[FrameworkBundle] Removed `RejectRedeliveredMessageMiddleware` to avoid message to be lost if it cannot be processed by both handler and failed transport #40249

theravel · Feb 18, 2021

This pull-request fixes situation described in #36870

Q	A
Branch?	5.x
Bug fix?	yes
New feature?	no
Deprecations?	no
Tickets	#36870
License	MIT
Doc PR	-

…ost if it cannot be processed by both handler and failed transport

weaverryan · Feb 19, 2021

Hey @theravel!

I understand your opinion on this - it makes sense to me. However, I believe there IS a use case for RejectRedeliveredMessageMiddleware that needs to be considered along with your case. When it was introduced in #34107, it was (I believe) to avoid a problem with super-long-running handlers. The flow is:

A) Message is received and passed to the handler
B) The handler takes a long time to process it. So, we have no ack'ed the message yet.
C) RabbitMQ thinks that the worker must have died, so it re-delivers it.
D) Now, another worker starts working on the same message... and works for a long time.

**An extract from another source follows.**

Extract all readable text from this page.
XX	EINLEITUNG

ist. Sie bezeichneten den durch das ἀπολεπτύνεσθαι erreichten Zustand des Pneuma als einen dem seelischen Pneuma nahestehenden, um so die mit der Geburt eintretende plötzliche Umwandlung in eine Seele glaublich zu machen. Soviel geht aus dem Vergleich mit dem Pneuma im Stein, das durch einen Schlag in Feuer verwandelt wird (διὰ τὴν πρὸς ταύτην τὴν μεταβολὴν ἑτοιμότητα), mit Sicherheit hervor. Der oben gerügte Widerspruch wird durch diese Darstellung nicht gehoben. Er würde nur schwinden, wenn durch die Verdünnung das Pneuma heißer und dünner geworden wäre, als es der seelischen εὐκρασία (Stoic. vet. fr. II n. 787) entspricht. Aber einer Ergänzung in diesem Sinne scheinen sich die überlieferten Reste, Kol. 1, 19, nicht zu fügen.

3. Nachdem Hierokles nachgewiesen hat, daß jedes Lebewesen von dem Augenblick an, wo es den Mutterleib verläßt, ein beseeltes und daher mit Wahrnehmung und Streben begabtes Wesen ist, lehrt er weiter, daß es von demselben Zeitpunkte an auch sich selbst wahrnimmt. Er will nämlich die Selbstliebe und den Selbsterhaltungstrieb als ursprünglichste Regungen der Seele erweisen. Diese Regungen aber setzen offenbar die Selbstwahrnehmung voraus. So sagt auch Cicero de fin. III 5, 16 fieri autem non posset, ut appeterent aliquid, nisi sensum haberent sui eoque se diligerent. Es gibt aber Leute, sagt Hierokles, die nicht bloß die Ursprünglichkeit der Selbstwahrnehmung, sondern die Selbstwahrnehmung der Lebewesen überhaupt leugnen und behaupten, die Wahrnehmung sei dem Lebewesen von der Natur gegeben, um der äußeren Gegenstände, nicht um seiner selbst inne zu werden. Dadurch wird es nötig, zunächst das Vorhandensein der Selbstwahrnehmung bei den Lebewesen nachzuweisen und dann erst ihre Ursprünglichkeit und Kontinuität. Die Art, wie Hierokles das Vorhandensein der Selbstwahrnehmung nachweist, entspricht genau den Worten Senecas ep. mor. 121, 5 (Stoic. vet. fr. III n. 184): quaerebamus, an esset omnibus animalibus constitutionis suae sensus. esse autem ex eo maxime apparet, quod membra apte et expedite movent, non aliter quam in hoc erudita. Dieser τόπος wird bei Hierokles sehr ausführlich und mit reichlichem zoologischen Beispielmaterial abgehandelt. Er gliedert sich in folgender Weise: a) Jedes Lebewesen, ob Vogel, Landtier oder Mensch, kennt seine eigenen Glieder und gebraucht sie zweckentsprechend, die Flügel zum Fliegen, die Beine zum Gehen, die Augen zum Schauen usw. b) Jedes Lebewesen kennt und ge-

For a very long message, eventually all of your workers could get caught trying to handle the same message, leaving no workers available to handle other messages (this is especially a problem because when Rabbit redelivers, it puts the message at the front of the queue).

So if I understand the situation fully, we have 2 different scenarios:

How to avoid handling long-running messages that are still being processed
How to guarantee that no messages are lost (high availability).

Do you have a thought about how to handle this? Is there way that could satisfy everyone?

Thanks!

theravel · Feb 19, 2021

@weaverryan thank you for looking.
RabbitMQ documentation clearly says:

There aren't any message timeouts; RabbitMQ will redeliver the message when the consumer dies. It's fine even if processing a message takes a very, very long time.

So the use-case with redelivery while another consumer is processing a message should not be valid. Looking at page
https://blog.forma-pro.com/rabbitmq-redelivery-pitfalls-440e0347f4e0
looks like they tried to solve a problem with redelivery to the head of the queue in case of exception in consumer. In this case message would be stuck in a queue forever and further messages processing would be blocked. But this use case should be solved via retry strategy (and Symfony messenger has everything for it), so that message will be removed from head of queue to failed transport.

So it is still not clear why messages should be lost on purpose.

weaverryan · Feb 19, 2021

Hey @theravel!

So the use-case with redelivery while another consumer is processing a message should not be valid

We need to be really sure on this. From the original issue about this #32055:

A similar situation can happen when the handling of a message takes longer than the rabbitmq connection heartbeat or
timeout. Ref. #31707 and php-enqueue/enqueue-dev#658 (comment)

But perhaps the problem is not quite what I was describing... but that once a long message is done, the connection to Rabbit is already lost, so it fails to ack it. In that case, you could increase your Rabbit timeout (#31707 (comment)) or we could even potentially have a hook where users could opt into a "before handling" ack (that would be opt in for sure).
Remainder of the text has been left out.